EXP-012: Simple Meant Simple — But Only One Branch Got the Memo

Context

"Build a simple countdown timer."

Four words. One of them is a constraint word. We gave this prompt to two agents — one working from the raw prompt alone, one working through an intent discovery process that produced a structured intent artifact before any code was written. Then we compared what "simple" meant to each of them.

This experiment is interesting precisely because the prompt is so short. There is almost nothing to misunderstand. A countdown timer is a countdown timer. And yet the four-word prompt still contains an ambiguity worth watching: does "simple" describe the product's scope, or does it describe the product's visual aesthetic? That distinction turns out to matter.

Hypothesis

We expected both branches to converge on a functionally identical product — a countdown timer is too well-understood to drift into a different product category. The bet was about constraint fidelity: would the prompt-only branch treat "simple" as a binding scope ceiling, or would it interpret "simple" as an aesthetic direction while silently expanding scope? And would intent discovery make any measurable difference on a prompt this minimal?

Initial Intent Artifact

The intent artifact identified three protected values:

Simplicity — elevated from a prompt adjective to a binding constraint. "Every feature decision must pass: does this keep the timer simple?"
Accuracy of displayed time — the countdown display must reflect actual remaining seconds.
Immediacy of interaction — no onboarding, no configuration, no friction.

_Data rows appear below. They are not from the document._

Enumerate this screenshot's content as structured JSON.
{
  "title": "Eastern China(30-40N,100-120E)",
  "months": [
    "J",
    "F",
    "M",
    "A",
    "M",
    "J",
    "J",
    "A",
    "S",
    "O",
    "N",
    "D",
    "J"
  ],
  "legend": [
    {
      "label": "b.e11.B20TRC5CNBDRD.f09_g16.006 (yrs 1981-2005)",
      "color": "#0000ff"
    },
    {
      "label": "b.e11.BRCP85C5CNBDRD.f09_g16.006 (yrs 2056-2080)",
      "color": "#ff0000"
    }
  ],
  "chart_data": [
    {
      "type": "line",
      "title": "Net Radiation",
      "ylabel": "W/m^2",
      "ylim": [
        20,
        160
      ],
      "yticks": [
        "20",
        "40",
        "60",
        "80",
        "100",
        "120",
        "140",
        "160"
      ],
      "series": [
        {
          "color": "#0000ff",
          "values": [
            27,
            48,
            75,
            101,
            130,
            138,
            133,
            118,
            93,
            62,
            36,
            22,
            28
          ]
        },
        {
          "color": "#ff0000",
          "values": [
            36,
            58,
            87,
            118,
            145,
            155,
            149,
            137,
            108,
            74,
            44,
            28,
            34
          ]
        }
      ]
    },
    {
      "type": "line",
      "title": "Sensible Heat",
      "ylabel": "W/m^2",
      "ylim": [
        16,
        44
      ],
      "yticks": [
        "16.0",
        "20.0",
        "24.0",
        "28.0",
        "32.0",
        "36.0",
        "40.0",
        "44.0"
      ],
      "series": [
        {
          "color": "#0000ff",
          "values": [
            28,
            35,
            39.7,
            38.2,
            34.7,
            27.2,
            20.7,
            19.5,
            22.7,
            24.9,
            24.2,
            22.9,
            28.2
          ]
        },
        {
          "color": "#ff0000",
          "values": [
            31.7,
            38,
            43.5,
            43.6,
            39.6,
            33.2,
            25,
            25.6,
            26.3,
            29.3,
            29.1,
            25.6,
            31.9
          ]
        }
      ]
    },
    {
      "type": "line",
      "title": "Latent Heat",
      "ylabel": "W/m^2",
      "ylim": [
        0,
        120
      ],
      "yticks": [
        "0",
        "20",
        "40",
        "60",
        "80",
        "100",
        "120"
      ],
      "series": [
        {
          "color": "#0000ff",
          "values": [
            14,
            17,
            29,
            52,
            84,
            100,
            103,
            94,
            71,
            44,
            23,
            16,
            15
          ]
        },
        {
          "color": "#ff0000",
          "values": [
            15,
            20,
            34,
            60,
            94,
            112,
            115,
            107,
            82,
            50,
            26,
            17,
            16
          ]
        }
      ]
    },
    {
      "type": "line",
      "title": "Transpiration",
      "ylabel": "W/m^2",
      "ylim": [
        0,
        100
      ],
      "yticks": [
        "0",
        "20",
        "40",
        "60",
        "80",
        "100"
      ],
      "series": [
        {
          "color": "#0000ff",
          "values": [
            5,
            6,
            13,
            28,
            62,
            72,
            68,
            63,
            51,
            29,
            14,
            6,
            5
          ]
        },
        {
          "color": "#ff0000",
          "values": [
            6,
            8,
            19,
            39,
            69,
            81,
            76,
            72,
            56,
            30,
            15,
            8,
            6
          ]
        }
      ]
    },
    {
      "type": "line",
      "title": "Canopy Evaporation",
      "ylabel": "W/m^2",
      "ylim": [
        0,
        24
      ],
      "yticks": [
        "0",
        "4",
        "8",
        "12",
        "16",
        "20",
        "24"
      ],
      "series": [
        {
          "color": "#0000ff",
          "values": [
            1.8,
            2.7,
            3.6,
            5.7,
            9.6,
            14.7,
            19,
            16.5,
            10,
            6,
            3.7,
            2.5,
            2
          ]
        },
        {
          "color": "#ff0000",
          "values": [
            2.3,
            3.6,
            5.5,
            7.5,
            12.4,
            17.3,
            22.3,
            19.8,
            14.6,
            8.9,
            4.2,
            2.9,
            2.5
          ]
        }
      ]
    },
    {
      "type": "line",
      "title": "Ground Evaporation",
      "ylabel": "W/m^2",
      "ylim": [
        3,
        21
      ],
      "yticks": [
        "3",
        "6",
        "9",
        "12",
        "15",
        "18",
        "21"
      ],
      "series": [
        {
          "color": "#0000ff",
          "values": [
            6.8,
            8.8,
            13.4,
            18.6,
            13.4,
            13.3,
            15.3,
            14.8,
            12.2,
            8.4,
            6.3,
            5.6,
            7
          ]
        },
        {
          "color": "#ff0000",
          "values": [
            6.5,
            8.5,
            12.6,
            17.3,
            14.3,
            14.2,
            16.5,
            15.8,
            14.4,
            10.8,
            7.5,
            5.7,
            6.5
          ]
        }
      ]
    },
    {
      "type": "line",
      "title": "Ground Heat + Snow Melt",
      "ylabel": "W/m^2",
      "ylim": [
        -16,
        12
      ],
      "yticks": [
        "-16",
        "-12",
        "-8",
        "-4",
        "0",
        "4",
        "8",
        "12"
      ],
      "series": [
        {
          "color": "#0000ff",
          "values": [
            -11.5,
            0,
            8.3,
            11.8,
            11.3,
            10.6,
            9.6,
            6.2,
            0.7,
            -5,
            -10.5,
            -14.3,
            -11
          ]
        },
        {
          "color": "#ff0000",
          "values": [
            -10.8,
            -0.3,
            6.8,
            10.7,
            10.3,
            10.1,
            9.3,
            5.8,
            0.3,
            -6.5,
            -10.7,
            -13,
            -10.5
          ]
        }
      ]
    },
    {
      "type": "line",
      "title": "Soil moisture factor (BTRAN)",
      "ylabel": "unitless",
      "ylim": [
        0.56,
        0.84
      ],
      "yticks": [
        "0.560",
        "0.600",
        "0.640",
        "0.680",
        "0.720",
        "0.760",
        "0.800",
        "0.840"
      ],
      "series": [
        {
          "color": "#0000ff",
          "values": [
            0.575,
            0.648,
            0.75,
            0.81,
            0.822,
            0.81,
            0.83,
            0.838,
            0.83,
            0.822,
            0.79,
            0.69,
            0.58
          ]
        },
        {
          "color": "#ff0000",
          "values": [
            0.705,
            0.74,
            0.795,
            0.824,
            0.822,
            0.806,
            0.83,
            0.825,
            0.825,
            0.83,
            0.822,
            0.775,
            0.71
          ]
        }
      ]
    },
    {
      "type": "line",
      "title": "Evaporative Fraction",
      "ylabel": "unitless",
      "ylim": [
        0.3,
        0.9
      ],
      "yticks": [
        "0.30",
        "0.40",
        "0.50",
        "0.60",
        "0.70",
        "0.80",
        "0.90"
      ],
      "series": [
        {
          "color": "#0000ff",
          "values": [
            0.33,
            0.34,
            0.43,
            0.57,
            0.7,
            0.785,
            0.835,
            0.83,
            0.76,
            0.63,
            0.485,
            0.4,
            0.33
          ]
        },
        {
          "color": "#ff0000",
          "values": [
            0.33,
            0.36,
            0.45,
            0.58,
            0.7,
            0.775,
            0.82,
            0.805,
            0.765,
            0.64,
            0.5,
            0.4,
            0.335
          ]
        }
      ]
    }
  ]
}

The artifact also defined a four-state machine (idle, running, paused, completed) and an explicit scope exclusion list: no multiple timers, no presets, no sound, no persistence, no notifications, no theming, no animations. Four specific drift risks were flagged, including constraint drift (DR1): "'Simple' gets reinterpreted as 'clean-looking but feature-rich.'"

The most prescient call was making "simple" a protected value rather than leaving it as ambient guidance. The artifact essentially said: this word is load-bearing, treat it as a rule.

Method

Both branches received the same prompt. The prompt-only branch implemented directly. The intent-driven branch first ran intent discovery, produced a structured intent artifact, then implemented from that artifact. Both branches produced a single HTML file with inline CSS and JS. Comparison was analytical — we inspected the code and agent summaries rather than running user tests or automated checks. Both branches used the same model family.

| Metric | Prompt-Only | Intent-Driven |

|--------|-------------|---------------|

| Duration | 60.2s | 143.3s |

| Total tokens | 20,120 | 27,520 |

| Tool calls | 3 | 7 |

Observation

Both timers work

Let's start with what converged. Both branches built a countdown timer. Both use hours/minutes/seconds inputs. Both default to 5 minutes. Both have Start, Pause, and Reset buttons. Both turn the display red when the countdown hits zero. Both hide input fields while the timer is running.

If you opened both HTML files side by side, you would see two dark-themed countdown timers that do essentially the same thing. The product identity is perfectly preserved in both branches. This is not surprising — "countdown timer" is a genre with almost no ambiguity.

Where "simple" went

Here is where it gets interesting.

The prompt-only agent built a polished timer. It added a heading (`<h1>Countdown Timer</h1>`). It gave each button a distinct color: blue for Start, red for Pause, gray for Reset. The overall color scheme (`#1a1a2e`, `#0f3460`, `#e94560`) is attractive — a kind of midnight blue palette. It looks good.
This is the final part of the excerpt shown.